1832274 Members
1950 Online
110041 Solutions
New Discussion

Re: IO Wait

 
Tonatiuh
Super Advisor

IO Wait

Red Hat Enterprise Linux 3

TOP commando shows me very often a high percentage of "iowait". I have seen until 90% of waits due to io.

How can I know the detail about what is causing this waits?
7 REPLIES 7
Ivan Ferreira
Honored Contributor

Re: IO Wait

Are you running a database? Are you running ntop? Sometimes is hard to know because the iowait is caused by a bad tunned application, that issues a lot of small I/O.

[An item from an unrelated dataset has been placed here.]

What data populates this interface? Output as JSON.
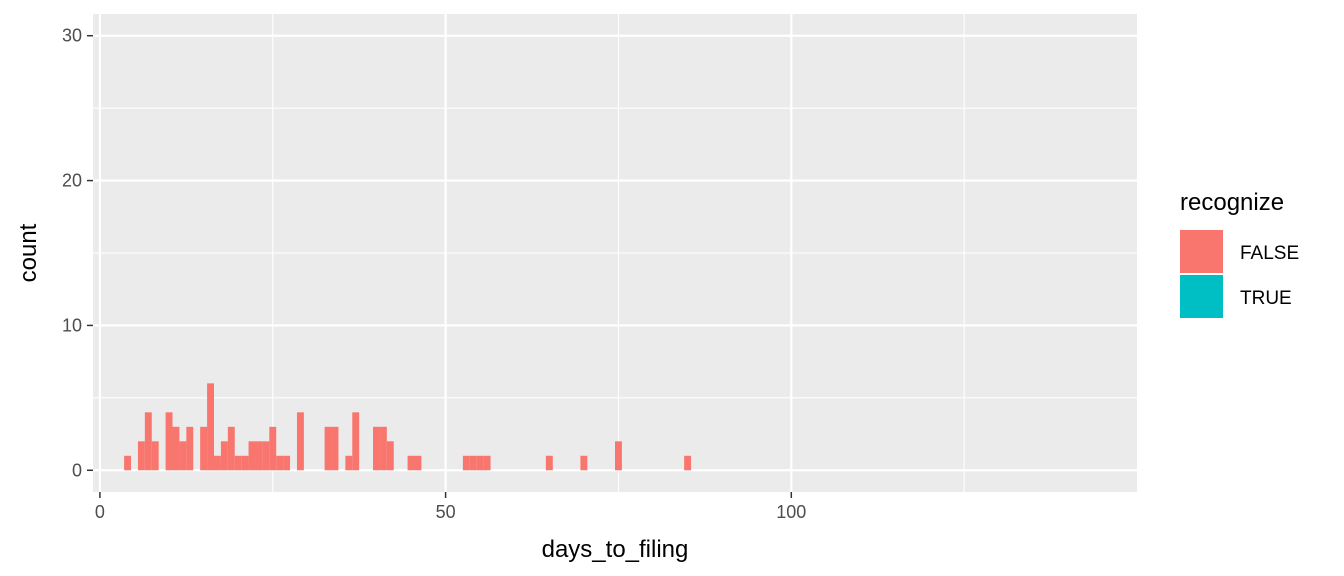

Also, and outdated kernel may cause this issue.
Por que hacerlo dificil si es posible hacerlo facil? - Why do it the hard way, when you can do it the easy way?
Tonatiuh
Super Advisor

Re: IO Wait

Yes I have Oracle Database Server 9i running there. No more software.

Update the Kernel is a ver hard task, because the RAC (Custer) configuration and all test that are needed.

I need to know a detailed info about the problem causing the IO Waits (processes, kernel bugs, etc.), to be able to propose a kernel update.
Ivan Ferreira
Honored Contributor

Re: IO Wait

I have a friend who had a similar problem, a high iowait (not too high). They changed the database log to raw devices, and the iowait reduced significantly.
Por que hacerlo dificil si es posible hacerlo facil? - Why do it the hard way, when you can do it the easy way?
Tonatiuh
Super Advisor

Re: IO Wait

What logs?
a) archive logs
b) online redo logs
Bill Thorsteinson
Honored Contributor

Re: IO Wait

High IO waits if all that is waiting is
the archive writer and/or log writer is
not necessarily a problem. These are I/O
intensive and will be waiting for I/O most
of the time they are running. Likewise,
for backups, cp, mv, etc.

Is the load average high (more than 2* CPUs)?
If not you likely don't have a problem.

If the database has too small an SGA, then
you may have high read io on the database.
Default SGA is usually very small. Try
increasing the SGA and see if IO goes down.

Try running 'sar -D' to see which disks
and partitions have the IO occurring.
It will also so the read/write balance.
Once the database has been running for a
while frequently accessed data should be
in cache. You should see relatively little
read activity on the partions with your
tablespaces.

If you have heavy tablescanning of large
tables, then you may see high read IO, if
the SGA is too small to cache the tables.

If you are in archive log mode, you should
see periodic heavy read activity on the
partition with a log file with corresponding
write activity on the partition with your
archived redo logs.
Ivan Ferreira
Honored Contributor

Re: IO Wait

Bill Thorsteinson is totally right. Also you should ensure that Direct I/O and Async I/O is enabled in the oracle database.
Por que hacerlo dificil si es posible hacerlo facil? - Why do it the hard way, when you can do it the easy way?
B. Hulst
Trusted Contributor

Re: IO Wait

Hi,

A high amount of iowaits in combi with an oracle database means you cpu is waiting for the disk i/o. Are you running the oracle from one single disk?

I recommend to use more then one disk.
One for the OS and the rest for oracle and try to spread the io load. DB files or raw partitions on one set of disk and archives and redo logs on another disk.